GESELLSCHAFT

#YouProbably Too?

Angst. Wut. Scham. Verzweiflung. Die richtigen Worte, das auszudrücken, was man fühlt? Fehlanzeige. Stattdessen: gar keine Anzeige. Was bleibt, ist fortwährendes Schweigen, das dich zu brechen droht, ehe du es brechen kannst. Bis eine die unbequeme Wahrheit ausspricht – und es ihr plötzlich Tausende gleichtun.

Wenige Wochen ist es her, dass die New York Times einen Artikel veröffentlichte, in dem über ein Dutzend Frauen den Hollywood-Mogul Harvey Weinstein anklagen, sie sexuell belästigt zu haben.
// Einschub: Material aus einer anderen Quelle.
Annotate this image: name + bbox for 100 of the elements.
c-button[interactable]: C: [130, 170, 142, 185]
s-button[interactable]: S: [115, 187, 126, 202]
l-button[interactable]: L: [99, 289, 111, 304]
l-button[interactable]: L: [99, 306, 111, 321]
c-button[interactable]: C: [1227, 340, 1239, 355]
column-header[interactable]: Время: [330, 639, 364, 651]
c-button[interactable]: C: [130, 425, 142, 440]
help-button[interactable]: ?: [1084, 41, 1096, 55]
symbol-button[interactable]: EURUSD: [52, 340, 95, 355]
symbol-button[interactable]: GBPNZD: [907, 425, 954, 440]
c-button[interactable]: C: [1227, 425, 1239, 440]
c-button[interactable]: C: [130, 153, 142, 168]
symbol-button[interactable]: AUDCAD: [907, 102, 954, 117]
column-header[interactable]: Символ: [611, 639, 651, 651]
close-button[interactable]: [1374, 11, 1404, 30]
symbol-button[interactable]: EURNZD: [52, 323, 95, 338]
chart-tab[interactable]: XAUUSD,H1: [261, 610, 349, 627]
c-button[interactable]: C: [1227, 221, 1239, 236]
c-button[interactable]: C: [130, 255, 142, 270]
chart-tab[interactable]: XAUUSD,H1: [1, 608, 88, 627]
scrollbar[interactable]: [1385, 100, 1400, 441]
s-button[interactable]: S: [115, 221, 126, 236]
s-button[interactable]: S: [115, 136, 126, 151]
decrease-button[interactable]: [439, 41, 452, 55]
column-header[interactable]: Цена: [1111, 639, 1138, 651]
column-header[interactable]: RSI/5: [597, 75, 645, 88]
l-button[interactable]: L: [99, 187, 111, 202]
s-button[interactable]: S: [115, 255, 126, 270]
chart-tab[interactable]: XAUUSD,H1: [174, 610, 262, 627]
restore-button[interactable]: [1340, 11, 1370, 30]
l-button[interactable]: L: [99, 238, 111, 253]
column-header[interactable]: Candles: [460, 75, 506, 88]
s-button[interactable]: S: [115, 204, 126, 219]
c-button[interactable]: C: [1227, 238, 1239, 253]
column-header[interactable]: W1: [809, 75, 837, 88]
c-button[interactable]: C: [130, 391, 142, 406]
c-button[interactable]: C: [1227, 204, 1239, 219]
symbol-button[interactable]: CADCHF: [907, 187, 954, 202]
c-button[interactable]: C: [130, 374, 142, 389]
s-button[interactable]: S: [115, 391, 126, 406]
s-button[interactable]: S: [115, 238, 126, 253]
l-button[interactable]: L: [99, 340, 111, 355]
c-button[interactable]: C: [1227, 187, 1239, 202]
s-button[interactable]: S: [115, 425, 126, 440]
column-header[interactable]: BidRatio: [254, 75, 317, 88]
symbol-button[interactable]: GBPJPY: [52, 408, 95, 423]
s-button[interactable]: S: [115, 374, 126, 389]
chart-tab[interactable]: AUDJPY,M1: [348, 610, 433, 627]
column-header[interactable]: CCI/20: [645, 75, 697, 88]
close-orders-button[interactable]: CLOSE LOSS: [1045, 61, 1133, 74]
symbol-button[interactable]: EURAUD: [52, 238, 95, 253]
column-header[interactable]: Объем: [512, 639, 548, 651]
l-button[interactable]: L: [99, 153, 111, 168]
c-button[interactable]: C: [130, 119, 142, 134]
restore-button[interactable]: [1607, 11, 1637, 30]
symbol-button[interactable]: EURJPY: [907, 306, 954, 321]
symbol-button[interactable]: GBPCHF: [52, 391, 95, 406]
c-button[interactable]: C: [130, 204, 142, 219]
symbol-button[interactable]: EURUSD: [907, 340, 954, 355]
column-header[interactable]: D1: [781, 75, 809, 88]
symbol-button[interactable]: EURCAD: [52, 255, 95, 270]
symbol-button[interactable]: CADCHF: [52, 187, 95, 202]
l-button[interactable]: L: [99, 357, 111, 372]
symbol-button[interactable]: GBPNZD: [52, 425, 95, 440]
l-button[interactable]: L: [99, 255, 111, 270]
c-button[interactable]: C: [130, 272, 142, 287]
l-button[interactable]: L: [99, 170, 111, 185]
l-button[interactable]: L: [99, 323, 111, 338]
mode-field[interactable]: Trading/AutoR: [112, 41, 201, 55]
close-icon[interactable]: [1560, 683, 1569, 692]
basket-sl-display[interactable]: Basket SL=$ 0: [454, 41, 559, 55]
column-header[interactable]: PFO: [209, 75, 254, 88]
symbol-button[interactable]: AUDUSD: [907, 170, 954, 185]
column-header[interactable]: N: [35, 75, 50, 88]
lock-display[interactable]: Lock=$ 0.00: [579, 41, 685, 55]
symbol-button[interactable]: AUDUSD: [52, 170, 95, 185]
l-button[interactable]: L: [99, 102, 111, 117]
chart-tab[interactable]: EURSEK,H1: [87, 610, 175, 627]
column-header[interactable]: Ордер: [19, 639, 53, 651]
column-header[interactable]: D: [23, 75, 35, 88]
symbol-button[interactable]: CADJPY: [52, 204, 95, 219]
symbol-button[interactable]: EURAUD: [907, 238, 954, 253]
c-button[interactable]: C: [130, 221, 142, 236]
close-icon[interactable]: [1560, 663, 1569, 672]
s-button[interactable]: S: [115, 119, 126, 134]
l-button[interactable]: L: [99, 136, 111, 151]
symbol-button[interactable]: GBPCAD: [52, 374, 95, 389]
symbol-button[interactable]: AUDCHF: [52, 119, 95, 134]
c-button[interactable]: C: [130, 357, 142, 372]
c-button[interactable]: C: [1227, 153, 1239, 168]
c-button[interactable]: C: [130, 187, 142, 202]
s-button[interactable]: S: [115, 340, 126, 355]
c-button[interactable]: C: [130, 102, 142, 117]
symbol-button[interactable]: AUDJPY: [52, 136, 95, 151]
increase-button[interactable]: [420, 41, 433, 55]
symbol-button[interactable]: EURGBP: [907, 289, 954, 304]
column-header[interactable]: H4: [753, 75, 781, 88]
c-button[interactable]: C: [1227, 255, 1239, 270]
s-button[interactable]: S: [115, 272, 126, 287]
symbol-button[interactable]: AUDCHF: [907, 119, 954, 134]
Seitdem vergeht kein Tag ohne neue Äußerungen mutmaßlicher Opfer, in sechs Fällen ist sogar von Vergewaltigung die Rede. Bei den Betroffenen handelt es sich vornehmlich um junge Schauspielerinnen, die zum Zeitpunkt der Übergriffe am Anfang ihrer Karriere standen, unter ihnen namhafte Stars wie Angelina Jolie, Cara Delevingne und Oscar-Preisträgerin Lupita Nyong’o. In einem Gastbeitrag für die New York Times schildert die 34-Jährige, wie sie 2011 als Schauspielschülerin den mächtigen US-Produzenten kennenlernte – und was nach dem obligatorischen Abendessen in dessen Wohnhaus geschah. Demnach soll Weinstein seinem Gast ohne Umschweife eine Massage angeboten haben. „Zuerst dachte ich, er scherzt“, erinnert sich die Darstellerin aus „12 Years a Slave“. Aus Angst, die versprochene Rolle nicht zu bekommen und in der Hoffnung, Kontrolle über die Situation zu behalten, habe sie stattdessen Weinstein eine Massage angeboten – nicht zuletzt, um stets zu wissen, wo sich seine Hände befinden. Als dieser trotz ihres Protests seine Hose auszog, habe sie die Villa schließlich fluchtartig verlassen. Das sollte Weinstein jedoch nicht daran hindern, bei einem weiteren Treffen mit der kenianischen Schauspielerin noch offensiver zu werden: Wenn sie Sex mit ihm habe, würden ihr in Hollywood Tür und Tor offen stehen. Nyong’o sagte nein – und sollte nie wieder mit der Weinstein Company zusammenarbeiten. 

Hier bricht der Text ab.